Bathtubs Over Broadway (Dava Whisenant, 2018) is available via Netflix. The doc was an official SDFF 2019 film that focused on the industrial musicals and the people who make them. The doc approaches these rare, historic oddities produced by the likes of McDonalds and GE, by following a late night comedy writer who stumbles into a hilarious, hidden world of entertainment where he finds unexpected human connections. This highly entertaining doc includes appearances by David Letterman, Martin Short, Chita Rivera and Jello Biafra.
Ferne Pearlstein’s The Last Laugh (Ferne Pearlstein, 2016) is currently available to stream on Kanopy, which is available for free to anyone with a library card. The documentary, which showed at SDFF 2017, considers Holocaust comedy and satire, examining the history of the practice as well as the ethical issues it raises.

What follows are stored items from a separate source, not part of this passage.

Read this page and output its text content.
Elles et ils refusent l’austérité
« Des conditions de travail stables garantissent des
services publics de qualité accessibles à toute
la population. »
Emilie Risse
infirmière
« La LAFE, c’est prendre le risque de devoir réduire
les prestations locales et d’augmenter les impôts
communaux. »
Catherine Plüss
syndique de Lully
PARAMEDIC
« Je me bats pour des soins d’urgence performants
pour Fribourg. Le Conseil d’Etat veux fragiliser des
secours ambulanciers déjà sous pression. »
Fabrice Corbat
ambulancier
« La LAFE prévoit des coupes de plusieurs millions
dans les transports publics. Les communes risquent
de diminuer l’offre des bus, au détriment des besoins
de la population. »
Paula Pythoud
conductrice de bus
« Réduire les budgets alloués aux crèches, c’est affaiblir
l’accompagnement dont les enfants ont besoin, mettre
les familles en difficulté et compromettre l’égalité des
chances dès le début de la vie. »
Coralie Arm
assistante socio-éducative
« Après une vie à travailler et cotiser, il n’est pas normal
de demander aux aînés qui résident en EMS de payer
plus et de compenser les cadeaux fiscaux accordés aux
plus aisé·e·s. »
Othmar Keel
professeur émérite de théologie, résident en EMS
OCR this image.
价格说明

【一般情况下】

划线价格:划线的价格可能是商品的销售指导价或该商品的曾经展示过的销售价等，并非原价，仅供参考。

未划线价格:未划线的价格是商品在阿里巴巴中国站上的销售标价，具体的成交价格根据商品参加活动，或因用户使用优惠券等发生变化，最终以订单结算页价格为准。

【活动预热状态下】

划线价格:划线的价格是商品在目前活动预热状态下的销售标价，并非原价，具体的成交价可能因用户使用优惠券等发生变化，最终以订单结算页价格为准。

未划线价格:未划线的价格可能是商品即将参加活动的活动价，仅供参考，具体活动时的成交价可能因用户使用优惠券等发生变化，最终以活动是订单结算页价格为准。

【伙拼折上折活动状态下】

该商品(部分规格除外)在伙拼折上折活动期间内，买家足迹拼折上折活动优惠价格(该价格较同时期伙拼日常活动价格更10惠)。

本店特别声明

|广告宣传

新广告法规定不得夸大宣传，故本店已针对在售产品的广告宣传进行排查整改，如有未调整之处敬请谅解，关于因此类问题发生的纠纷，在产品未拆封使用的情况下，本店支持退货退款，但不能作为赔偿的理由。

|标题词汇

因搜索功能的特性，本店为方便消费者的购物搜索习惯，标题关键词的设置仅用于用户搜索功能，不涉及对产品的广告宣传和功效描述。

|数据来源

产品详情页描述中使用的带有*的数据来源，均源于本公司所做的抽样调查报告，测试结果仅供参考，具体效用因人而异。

The film includes appearances by Mel Brooks, Sarah Silverman and Gilbert Gottfried, who died this week after battling a long illness.
Southwest of Salem: The Story of the San Antonio Four (Deborah Esquezani, 2016) recently became available through NBC’s streaming platform Peacock TV. This SDFF 2017 selection examines the criminal justice system through the arrest of four women in San Antonio at the tail end of the “Satanic ritual abuse panic” of the 1990s. The four women, all Latina, all lesbian, were wrongfully convicted of a heinous sexual assault. The film documents their treatment by the criminal justice system and their continued efforts to prove their innocence after serving several decades in prison.